Q2 Sees Surge in Android Malware – Banking Trojans and Spyware on the Rise

The latest detection statistics from Dr.Web Security Space for mobile devices reveal troubling trends in Android malware for the second quarter of 2025.

Adware Trojans remain the most prevalent threat, but banking trojans and sophisticated spyware campaigns have significantly increased, exposing users to new risks.

Adware Trojans Still Dominate, But Banking Threats Surge

Adware variants continue to comprise the majority of malware on Android devices. The notorious Android.HiddenAds family, which often hides inside seemingly harmless applications, topped the threat chart, although incidents dropped by 8.62%.

Next in prevalence was Android.MobiDash trojans, whose activity rose sharply by 11.17%. These adware trojans stealthily integrate into apps, bombard users with intrusive ads, and often hide their icons to avoid detection.

Meanwhile, banking trojans made an alarming comeback. Android. Banker trojans saw a 73.15% spike in activity compared to the previous quarter, targeting sensitive banking information and credentials.

In contrast, some established families like Android.BankBot and Android.SpyMax was detected less frequently, with incidents dropping 37.19% and 19.14%, respectively.

Cryptocurrency Heists and Military Espionage

April brought two highly sophisticated malware discoveries. The first was Android.Clipper.31, a trojan engineered to steal cryptocurrency.

Embedding itself in modified WhatsApp versions and even in the firmware of specific budget Android smartphones, it hijacks messages to swap legitimate Tron and Ethereum wallet addresses with those of cybercriminals.

Users see only the correct address, never realizing their assets have been redirected. The trojan also uploads all images to a remote server, scouring them for mnemonic wallet phrases.

The second notable threat, Android.Spy.1292. initially targeted Russian military personnel.
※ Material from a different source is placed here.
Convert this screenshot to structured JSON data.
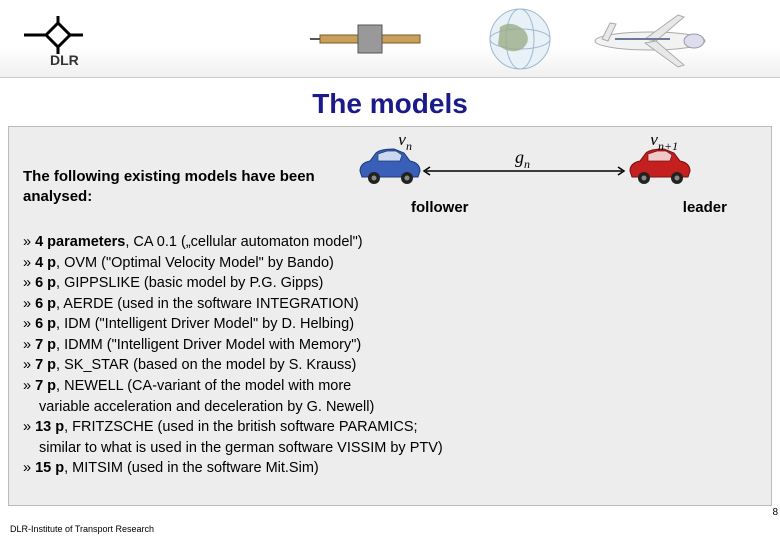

Disguised within a modified Alpine Quest mapping app, this spyware covertly harvested confidential data, including contacts, geolocation info, and sensitive documents.

Distribution channels included fake Telegram channels and unofficial app catalogs, highlighting the lengths attackers are willing to go in cyber-espionage campaigns.

Threats Persist on Google Play

Despite Google Play’s security measures, Dr. Web’s analysts identified numerous malicious apps, primarily from the Android platform.

FakeApp family, masquerading as finance tools or popular games. These trojans loaded scam websites rather than offering promised functionality.

Examples include financial apps like “TPAO,” targeting Turkish users, and “Quantum MindPro” for French speakers, as well as the fake game “Pino Bounce,” which redirected users to online gambling sites.

Staying Safe in a Hostile Environment

Mobile security experts strongly recommend installing reputable antivirus solutions, such as Dr. Web for Android, to protect against this rapidly evolving threat landscape.

Users should also exercise caution when downloading apps, even from the Play Store, and avoid installing software from unofficial sources.

In summary, Q2 of 2025 has seen not only persistent adware but also a sharp rise in banking trojans and targeted spyware, as cybercriminals continue to evolve and diversify their tactics.